Sebelumnya, Bupati Manggarai Herybertus G.L Nabit menjelaskan, sumber daya listrik geotermal Poco Leok nantinya dapat dialirkan ke daerah lain, seperti Labuan Bajo di Kabupaten Manggarai Barat. Dimanfaatkan oleh hotel-hotel dan restoran, yang sebagian besar karyawannya berasal dari anak-anak Manggarai.

“Jadi wilayah boleh berbeda-beda tetapi kita juga yang memanfaatkan itu. Mari kita lihat hal ini secara luas,” ungkapnya ketika menerima massa aksi dari Aliansi Pemuda Poco Leok pada Senin, 3 Maret 2025 lalu.

Nabit juga menegaskan bahwa dalam hal ini, “bukan logika investasi yang diterapkan.”

“Memang ada investor di sana, tetapi yang paling penting adalah konsumsi masyarakat,” katanya.

“Jika kelebihan yang ada dimanfaatkan oleh investor, itu memang terjadi,” tambahnya.

Risiko Geotermal di “Ring of Fire”

S. Sasmono, Ahli Pembangkit Listrik Energi Terbarukan, juga memberikan pandangan mengenai potensi risiko proyek geotermal di Flores, yang merupakan bagian dari “Ring of Fire” atau cincin api.

Menurutnya, meskipun geotermal dapat memberikan manfaat, namun risiko yang ditimbulkan perlu dipertimbangkan secara matang. Pengelolaan yang buruk dapat berakibat fatal bagi masyarakat dan alam Flores.

“Ekstraksi proyek geotermal tidak selamanya berbuah kebaikan,” kata Sasmono yang juga hadir sebagai narasumber dalam diskusi publik tersebut.

Senada, Farhat menjelaskan, proses eksploitasi geotermal menggunakan panas bumi dan air yang dapat mencemari lingkungan.

Selain itu, gas beracun yang dihasilkan juga berisiko membahayakan kesehatan manusia.

Proyek ini berisiko merusak hutan-hutan dan mengancam sumber mata air yang sangat vital bagi kehidupan masyarakat setempat.

Masyarakat Poco Leok, yang bergantung pada alam untuk hidup, merasa sangat terancam dengan proyek ini.

Farhat menegaskan bahwa mereka bukanlah operator proyek geotermal dan lebih memilih cara hidup alami yang berkelanjutan, dengan sumber daya alam sebagai tumpuan utama.

Oleh karena itu, penolakan terhadap proyek ini merupakan upaya mereka untuk mempertahankan cara hidup mereka yang lebih ramah lingkungan.

Namun, Nabit menegaskan, proyek geotermal bertujuan untuk menyediakan listrik bagi seluruh anak-anak Manggarai dan masyarakat yang bergantung pada pasokan listrik, termasuk untuk kebutuhan belajar dan memasak.

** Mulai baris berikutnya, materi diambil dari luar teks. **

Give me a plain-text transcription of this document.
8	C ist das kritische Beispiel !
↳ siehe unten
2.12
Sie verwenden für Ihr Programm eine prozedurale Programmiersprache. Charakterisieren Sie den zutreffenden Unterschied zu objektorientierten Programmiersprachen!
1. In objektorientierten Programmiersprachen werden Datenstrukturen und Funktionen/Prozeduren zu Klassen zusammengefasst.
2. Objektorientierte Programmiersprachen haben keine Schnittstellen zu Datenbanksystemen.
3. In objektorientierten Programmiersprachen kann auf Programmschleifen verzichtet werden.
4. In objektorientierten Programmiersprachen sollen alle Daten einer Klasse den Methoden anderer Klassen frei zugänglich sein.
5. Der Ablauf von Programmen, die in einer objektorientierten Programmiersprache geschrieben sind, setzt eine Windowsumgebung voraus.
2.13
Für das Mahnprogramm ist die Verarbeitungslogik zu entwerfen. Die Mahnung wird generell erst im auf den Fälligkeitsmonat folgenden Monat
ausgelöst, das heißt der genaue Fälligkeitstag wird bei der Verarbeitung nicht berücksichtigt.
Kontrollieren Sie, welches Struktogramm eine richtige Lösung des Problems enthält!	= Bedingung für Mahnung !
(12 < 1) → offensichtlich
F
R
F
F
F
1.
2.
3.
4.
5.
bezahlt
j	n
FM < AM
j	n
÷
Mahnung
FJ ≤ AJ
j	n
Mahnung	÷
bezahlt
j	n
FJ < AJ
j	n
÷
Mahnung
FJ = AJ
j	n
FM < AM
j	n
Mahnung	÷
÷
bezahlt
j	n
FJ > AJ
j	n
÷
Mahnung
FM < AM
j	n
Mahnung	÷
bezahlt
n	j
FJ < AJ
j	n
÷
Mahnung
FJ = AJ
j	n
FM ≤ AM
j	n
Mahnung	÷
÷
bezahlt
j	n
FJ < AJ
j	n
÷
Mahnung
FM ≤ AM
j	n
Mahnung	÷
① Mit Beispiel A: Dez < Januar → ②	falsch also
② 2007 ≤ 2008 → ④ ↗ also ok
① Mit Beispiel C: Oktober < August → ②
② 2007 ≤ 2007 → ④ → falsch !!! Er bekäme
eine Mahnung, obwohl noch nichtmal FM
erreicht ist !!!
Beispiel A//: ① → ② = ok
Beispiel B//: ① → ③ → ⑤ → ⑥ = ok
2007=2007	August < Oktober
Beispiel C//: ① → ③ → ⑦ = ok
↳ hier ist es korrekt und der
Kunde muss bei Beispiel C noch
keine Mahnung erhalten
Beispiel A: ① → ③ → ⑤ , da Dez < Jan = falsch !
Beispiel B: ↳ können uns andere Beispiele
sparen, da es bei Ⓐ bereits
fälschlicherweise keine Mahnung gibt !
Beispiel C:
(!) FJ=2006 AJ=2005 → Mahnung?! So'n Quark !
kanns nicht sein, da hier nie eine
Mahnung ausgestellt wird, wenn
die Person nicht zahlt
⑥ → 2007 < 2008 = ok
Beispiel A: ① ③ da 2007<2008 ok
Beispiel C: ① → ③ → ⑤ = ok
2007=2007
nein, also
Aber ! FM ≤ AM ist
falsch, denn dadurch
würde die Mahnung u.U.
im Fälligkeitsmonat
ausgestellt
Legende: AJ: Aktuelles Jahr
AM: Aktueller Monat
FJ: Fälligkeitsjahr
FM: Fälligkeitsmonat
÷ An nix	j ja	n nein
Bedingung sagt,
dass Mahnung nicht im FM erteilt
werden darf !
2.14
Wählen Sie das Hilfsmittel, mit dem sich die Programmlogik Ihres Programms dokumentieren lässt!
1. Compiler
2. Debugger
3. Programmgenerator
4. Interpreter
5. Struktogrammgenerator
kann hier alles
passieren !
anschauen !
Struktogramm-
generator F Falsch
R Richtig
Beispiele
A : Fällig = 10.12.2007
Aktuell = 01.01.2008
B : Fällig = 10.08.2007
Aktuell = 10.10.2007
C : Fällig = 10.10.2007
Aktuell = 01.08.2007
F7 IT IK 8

Pasang Poster Tolak Proyek Geotermal, Warga Poco Leok Tepis Klaim Palsu Pemerintah1
Warga Poco Leok, Kecamatan Satarmese, Kabupaten Manggarai, sedang memasang poster tolak proyek geotermal pada Sabtu, 8 Juni 2024 (Foto: HO)

Pendekatan yang Tidak Sensitif terhadap Adat Lokal

Dosen sekaligus praktisi hukum, Siprianus Edi Hardum, mengatakan penolakan masyarakat terhadap proyek geotermal di Flores disebabkan oleh beberapa faktor, antara lain; Pertama, kegagalan proyek serupa di tempat lain. Kedua, pendekatan pemerintah yang tidak transparan.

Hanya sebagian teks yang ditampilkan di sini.